As for the cause for garden development, Balderas saw the great need to feed those suffering food insecurity issues. In 2017 SQACC was awarded Community Development Block Grant (CDBG) dollars to help combat food insecurity, since BUGG is in the center of a “food desert.” CDBG dollars have allowed the hiring of garden staff and maintenance of BUGG. Balderas is proud that for over six years, SQACC has provided free, over 12,000 pounds fresh, pesticide-free produce to the community and is the only provider of fresh produce to the local food pantry.

Yvonne Dubielak 


Yvonne Dubielak, the Executive Director of Toledo GROWs since July 2017, previously worked with the organization as a Program Manager. The organization works to break down the barriers that stand in the way of people growing their own healthful food by providing free seeds and seedlings, education, tool loans and networking opportunities. As the Toledo GROWs leader, Dubielak is responsible for a wide range of tasks, including financial oversight, grant writing and reporting, long-range planning, personnel supervision, marketing, development and collaborating with other organizations. She strives to be an example of community leadership and connection, and works to provide opportunities for the underserved in our community.

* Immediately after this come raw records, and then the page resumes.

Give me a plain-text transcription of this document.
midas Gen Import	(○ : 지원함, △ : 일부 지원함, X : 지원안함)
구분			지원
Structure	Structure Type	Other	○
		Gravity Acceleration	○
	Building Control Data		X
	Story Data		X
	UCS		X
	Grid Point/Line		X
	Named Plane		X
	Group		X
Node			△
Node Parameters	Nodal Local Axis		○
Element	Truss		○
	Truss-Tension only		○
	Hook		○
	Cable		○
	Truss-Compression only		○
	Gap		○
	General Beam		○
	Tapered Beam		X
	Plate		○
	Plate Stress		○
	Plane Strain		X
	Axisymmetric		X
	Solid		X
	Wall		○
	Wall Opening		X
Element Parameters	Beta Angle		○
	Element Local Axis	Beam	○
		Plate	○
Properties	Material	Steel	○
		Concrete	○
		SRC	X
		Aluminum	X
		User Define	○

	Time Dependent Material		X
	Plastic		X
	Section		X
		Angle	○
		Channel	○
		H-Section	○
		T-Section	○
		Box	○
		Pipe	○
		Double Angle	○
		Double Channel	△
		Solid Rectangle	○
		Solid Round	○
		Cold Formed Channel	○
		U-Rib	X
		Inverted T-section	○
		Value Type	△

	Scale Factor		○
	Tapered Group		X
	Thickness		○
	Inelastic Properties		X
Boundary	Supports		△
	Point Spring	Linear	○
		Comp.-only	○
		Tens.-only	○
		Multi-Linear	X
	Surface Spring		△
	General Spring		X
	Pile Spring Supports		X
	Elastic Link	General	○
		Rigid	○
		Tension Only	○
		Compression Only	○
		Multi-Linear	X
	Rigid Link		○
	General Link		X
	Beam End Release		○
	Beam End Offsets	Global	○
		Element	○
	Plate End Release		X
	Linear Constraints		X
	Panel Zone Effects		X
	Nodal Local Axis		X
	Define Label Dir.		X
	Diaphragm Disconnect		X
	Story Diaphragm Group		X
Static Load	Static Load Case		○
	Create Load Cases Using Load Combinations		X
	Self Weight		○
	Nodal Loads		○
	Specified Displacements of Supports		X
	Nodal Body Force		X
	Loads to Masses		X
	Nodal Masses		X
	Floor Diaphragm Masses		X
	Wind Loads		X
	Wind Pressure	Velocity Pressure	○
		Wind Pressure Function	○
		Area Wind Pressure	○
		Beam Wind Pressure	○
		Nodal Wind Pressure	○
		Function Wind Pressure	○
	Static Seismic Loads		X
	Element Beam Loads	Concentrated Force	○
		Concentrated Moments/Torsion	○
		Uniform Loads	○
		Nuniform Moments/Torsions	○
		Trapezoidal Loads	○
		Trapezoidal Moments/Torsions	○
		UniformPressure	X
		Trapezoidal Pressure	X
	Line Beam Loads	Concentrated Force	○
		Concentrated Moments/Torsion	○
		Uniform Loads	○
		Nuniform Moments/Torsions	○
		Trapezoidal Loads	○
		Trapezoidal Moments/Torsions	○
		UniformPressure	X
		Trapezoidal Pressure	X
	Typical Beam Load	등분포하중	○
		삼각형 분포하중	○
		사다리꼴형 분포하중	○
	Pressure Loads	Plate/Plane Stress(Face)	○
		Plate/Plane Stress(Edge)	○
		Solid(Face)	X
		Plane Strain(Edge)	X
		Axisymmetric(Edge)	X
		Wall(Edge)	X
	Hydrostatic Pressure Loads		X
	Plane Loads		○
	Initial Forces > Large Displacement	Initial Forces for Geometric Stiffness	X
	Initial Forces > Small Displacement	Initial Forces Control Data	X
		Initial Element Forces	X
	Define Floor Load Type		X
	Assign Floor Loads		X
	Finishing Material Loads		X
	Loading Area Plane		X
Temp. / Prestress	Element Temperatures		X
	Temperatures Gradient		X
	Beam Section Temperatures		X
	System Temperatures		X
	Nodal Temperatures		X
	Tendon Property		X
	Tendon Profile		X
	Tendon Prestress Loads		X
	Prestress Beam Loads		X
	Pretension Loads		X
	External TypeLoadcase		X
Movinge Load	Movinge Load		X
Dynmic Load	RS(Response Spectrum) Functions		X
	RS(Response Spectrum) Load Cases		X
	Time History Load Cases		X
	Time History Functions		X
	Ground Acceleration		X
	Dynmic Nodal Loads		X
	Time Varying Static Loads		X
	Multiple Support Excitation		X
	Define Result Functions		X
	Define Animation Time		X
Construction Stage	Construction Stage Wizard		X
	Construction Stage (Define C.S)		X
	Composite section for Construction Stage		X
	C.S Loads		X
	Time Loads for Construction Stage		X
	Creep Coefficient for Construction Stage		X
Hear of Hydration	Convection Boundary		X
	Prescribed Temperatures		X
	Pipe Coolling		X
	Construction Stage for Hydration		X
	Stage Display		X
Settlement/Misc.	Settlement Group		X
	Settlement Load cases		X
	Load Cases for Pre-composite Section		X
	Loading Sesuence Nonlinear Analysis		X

“I’ve been here for almost 11 years,” Dubielak said. “I’m just excited to be a part of that, taking a piece of this and moving it forward. Toledo GROWs was well established when I got here, and I’m excited to have been a part of it and to move it forward to the next level. It’s exciting for me to be a part of an organization that touches so many people, including the underserved, in this community.”

Baldemar Velásquez


Baldemar Velásquez, the founder and director of the Farm Labor Organizing Committee, AFL-CIO (FLOC), grew up in a migrant farmworker family based in Texas’ Rio Grande Valley. Yearly, his family would migrate to the Midwest and other regions to work in the fields planting, weeding and harvesting crops. The family eventually settled in Ohio where Velásquez worked in the fields, seasonally, while in high school, to help support his family. After he became the first member of his family to graduate from college, and spurred by the injustices he saw endured by his family and other farmworkers, Velásquez founded FLOC in 1967.

It took several years for FLOC to build a base among farmworkers in the area, but now the organization has built a membership of thousands of migrant farmworkers, unifying farmworker voices and bringing all parties to the table to address industry problems. FLOC has set international precedents in labor history, including being the first union to negotiate multi-party collective bargaining agreements, and the first to represent H2A international guestworkers under a labor agreement. Velásquez is an internationally recognized leader in the farmworker and immigrants rights movements. In 2009, Baldemar was elected to the AFL-CIO Executive Council.